I shake my head. “But I’ll take another pop if you’ve got one.”

“He shouldn’t shut himself off from business leaders. He needs to stay connected to them, and show them who’s boss. Canadians just want to know that he’s not in their pockets. They’ll be thrilled if he can turn it around, make them bend to his will.”

“Shit.” He rocks back in his chair and shoves the rest of his cookie in his mouth. “That’s good.”

The truth is, it’s not a new idea. It was a critique I wrote six months earlier for a class, as a response to a hypothetical case study that was eerily similar. I got lucky on my first day, but I’m smart enough to pretend that my luck is actually talent. “Thanks.”

“It’ll need some work. You’ll need to present it with the repercussions forecasted out in all directions.”

“Of course.” I’ve done that at school before, too. If I’ve got time, I’ll tap a couple of my profs and get their

“I want you to pitch it tomorrow in the morning briefing.”

Oh, crap. So no time, then. “Tomorrow. Right.”

“That a problem?”

No.”

Stew opens his mouth, maybe to warn me about what the PM expects, or maybe to question how sure I am, I don’t know, because before he can say anything, in whirls a six-foot-three-inch hurricane wearing a suit and righteous indignation.

“This report from the Ministry of the Environment is fucking bullshit, Stewart,” the PM growls as he storms in from the hallway.

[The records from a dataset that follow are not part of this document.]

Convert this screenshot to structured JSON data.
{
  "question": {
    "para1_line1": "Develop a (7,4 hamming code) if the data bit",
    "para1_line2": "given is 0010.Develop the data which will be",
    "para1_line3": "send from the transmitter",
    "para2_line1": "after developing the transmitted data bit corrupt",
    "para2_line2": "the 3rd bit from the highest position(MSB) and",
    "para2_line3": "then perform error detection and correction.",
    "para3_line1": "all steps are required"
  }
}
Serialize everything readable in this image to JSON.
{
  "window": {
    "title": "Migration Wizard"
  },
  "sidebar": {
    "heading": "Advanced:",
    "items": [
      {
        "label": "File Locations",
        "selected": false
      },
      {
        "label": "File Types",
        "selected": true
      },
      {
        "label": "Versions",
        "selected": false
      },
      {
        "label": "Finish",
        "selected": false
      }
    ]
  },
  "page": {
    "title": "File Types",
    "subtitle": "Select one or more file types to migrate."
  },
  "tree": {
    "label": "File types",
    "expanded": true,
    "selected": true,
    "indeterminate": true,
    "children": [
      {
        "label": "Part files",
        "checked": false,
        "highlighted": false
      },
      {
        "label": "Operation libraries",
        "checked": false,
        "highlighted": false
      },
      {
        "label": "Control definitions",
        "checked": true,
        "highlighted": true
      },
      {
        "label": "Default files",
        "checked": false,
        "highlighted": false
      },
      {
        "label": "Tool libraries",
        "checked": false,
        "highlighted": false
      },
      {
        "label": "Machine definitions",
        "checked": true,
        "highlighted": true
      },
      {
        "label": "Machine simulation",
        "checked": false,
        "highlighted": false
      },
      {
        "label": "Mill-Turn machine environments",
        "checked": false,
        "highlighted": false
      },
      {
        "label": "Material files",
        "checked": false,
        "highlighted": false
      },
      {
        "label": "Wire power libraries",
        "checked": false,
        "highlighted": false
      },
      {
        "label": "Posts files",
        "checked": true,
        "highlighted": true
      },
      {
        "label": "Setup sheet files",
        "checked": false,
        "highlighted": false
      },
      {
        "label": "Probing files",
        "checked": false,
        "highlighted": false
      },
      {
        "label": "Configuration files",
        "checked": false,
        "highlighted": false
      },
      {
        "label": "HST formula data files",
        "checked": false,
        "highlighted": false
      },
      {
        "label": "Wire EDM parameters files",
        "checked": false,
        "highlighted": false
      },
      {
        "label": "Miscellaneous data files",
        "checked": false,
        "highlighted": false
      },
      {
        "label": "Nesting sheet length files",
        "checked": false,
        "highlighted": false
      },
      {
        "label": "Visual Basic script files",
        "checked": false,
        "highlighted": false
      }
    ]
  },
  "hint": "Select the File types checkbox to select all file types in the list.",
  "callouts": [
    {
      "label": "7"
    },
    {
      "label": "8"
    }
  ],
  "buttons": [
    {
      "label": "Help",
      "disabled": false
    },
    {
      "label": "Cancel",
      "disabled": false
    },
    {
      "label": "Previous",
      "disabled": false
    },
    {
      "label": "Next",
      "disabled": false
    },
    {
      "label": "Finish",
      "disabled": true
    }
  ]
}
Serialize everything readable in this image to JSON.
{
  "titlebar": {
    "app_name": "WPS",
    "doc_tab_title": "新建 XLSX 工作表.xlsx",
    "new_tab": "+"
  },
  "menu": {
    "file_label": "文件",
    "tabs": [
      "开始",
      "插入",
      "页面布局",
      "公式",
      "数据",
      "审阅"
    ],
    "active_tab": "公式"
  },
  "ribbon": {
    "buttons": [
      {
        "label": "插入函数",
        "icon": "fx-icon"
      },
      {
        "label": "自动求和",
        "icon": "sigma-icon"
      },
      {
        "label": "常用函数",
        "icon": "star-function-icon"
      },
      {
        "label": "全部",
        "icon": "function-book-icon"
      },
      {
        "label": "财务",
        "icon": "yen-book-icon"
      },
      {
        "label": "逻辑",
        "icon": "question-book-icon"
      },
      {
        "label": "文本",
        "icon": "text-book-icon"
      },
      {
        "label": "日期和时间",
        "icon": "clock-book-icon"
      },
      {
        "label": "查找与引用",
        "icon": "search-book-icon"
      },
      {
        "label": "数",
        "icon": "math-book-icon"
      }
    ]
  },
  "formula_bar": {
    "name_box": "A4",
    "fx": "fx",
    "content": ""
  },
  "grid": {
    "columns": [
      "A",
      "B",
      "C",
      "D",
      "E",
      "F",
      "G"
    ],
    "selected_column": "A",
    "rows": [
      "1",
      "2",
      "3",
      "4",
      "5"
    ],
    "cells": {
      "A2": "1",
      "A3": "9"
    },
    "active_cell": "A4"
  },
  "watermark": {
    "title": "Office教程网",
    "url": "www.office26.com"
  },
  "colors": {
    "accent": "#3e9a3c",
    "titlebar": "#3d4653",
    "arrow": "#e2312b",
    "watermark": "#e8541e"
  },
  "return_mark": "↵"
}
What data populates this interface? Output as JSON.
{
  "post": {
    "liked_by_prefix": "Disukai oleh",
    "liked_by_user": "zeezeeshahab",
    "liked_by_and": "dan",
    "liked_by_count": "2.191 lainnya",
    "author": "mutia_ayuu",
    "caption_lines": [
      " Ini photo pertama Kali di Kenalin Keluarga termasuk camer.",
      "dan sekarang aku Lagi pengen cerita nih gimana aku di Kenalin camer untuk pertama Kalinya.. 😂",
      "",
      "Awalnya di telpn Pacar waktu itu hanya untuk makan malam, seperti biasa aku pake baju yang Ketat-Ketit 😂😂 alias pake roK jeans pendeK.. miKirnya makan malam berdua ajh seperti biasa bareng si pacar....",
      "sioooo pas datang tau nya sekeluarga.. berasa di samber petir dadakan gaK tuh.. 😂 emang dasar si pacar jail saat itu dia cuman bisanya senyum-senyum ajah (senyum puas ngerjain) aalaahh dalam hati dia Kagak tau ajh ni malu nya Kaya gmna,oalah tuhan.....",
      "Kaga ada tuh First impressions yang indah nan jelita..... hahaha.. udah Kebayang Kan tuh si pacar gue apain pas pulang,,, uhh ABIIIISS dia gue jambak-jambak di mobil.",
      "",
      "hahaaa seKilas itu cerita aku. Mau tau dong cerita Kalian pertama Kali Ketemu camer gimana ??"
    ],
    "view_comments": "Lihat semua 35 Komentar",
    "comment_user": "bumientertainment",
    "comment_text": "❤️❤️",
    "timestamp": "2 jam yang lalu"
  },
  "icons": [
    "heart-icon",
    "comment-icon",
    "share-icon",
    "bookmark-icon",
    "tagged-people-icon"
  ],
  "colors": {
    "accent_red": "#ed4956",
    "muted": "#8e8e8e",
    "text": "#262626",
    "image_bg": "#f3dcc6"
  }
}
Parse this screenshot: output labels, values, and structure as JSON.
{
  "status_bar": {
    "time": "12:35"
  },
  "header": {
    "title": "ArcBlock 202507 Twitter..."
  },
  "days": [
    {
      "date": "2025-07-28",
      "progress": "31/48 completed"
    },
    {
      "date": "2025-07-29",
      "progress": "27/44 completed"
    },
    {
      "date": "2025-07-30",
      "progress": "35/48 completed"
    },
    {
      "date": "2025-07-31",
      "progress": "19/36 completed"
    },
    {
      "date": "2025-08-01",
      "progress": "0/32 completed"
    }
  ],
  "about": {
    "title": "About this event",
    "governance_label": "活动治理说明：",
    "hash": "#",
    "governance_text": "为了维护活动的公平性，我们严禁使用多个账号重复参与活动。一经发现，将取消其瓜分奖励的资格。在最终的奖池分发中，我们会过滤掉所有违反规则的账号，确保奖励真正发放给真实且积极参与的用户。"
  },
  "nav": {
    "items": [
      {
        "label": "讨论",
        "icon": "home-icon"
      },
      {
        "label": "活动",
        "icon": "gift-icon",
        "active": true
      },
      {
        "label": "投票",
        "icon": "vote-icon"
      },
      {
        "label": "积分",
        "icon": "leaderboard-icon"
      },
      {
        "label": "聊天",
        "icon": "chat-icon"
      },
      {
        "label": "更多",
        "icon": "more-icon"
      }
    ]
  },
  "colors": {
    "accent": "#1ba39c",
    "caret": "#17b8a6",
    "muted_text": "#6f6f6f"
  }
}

Stew doesn’t miss a beat. “I’m in a meeting, Gavin.”

The PM’s gaze swings around to where I’m sitting. “Ms. Montague. Would you step outside?”

My immediate reaction is yes, of course. But that’s the wrong answer.

That’s the woman inside me doing what a man has asked of her, because he doesn’t want to make her feel uncomfortable.

Seriously? Fuck that noise. “I’d rather stay.”

He gives me a hard, unreadable look.

“Sir,” I add, swallowing hard. “I’d rather stay, sir.”

His eyes flash in surprise and anger, and my palms go all sweaty.

“Because…I’m the barometer, right? Without me, you’re talking in an echo chamber. That’s what you said in your announcement about these internships.” I turn to my boss. “I don’t think your office is an echo chamber, of course, Stew.”

Gavin chuckles, an unexpected sound after a day that’s felt beyond tense. “No, Stew has no problem telling me when I’m wrong.”

I take a deep breath. “Neither will I. Sir.”

He gives me another long look, this one more complicated, but just as hard to read.

Finally he nods. “But stop calling me sir. That’s my father’s name.”

His father’s name is Vince, but I get the point. “Okay. So what part of the report is fucking bullshit?”

He laughs and turns back to Stew. “This one can stay.”